Presenting the results
When reporting your results, include the estimated effect (i.e. the regression coefficient), standard error of the estimate, and the p-value. You should also interpret your numbers to make it clear to your readers what your regression coefficient means:
It can also be helpful to include a graph with your results. For a simple linear regression, you can simply plot the observations on the x and y axis and then include the regression line and regression function:
Can you predict values outside the range of your data?
No! We often say that regression models can be used to predict the value of the dependent variable at certain values of the independent variable. However, this is only true for the range of values where we have actually measured the response.
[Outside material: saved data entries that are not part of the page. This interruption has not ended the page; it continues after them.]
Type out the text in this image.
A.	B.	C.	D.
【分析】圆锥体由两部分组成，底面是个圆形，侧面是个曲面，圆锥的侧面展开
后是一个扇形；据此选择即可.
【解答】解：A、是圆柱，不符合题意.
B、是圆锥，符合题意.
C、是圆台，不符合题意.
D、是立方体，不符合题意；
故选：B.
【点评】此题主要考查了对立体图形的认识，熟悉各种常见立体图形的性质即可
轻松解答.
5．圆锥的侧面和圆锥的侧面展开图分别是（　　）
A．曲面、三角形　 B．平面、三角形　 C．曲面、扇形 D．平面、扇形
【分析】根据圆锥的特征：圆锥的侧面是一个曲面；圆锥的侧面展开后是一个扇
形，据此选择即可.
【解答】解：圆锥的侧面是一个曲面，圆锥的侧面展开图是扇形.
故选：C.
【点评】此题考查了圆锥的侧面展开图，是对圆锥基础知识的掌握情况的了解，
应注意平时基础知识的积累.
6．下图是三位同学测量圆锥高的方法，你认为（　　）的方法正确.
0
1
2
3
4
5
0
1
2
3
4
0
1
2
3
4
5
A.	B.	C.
We can use our income and happiness regression analysis as an example. Between $15,000 and $75,000, we found an r2 of 0.73 ± 0.0193. But what if we did a second survey of people making between $75,000 and $150,000?
The r2 for the relationship between income and happiness is now 0.21, or a 0.21-unit increase in reported happiness for every $10,000 increase in income. While the relationship is still statistically significant (p<0.001), the slope is much smaller than before.
What if we hadn’t measured this group, and instead extrapolated the line from the 15–75k incomes to the 70–150k incomes?
You can see that if we simply extrapolated from the 15–75k income data, we would overestimate the happiness of people in the 75–150k income range.
If we instead fit a curve to the data, it seems to fit the actual pattern much better.
It looks as though happiness actually levels off at higher incomes, so we can’t use the same regression line we calculated from our lower-income data to predict happiness at higher levels of income.
Even when you see a strong pattern in your data, you can’t know for certain whether that pattern continues beyond the range of values you have actually measured. Therefore, it’s important to avoid extrapolating beyond what the data actually tell you.
Frequently asked questions about simple linear regression
- What is a regression model?
A regression model is a statistical model that estimates the relationship between one dependent variable and one or more independent variables using a line (or a plane in the case of two or more independent variables).
A regression model can be used when the dependent variable is quantitative, except in the case of logistic regression, where the dependent variable is binary.
- What is simple linear regression?
Simple linear regression is a regression model that estimates the relationship between one independent variable and one dependent variable using a straight line. Both variables should be quantitative.
For example, the relationship between temperature and the expansion of mercury in a thermometer can be modeled using a straight line: as temperature increases, the mercury expands. This linear relationship is so certain that we can use mercury thermometers to measure temperature.
- How is the error calculated in a linear regression model?
Linear regression most often uses mean-square error (MSE) to calculate the error of the model. MSE is calculated by:
- measuring the distance of the observed y-values from the predicted y-values at each value of x;
- squaring each of these distances;
- calculating the mean of each of the squared distances.
Linear regression fits a line to the data by finding the regression coefficient that results in the smallest MSE.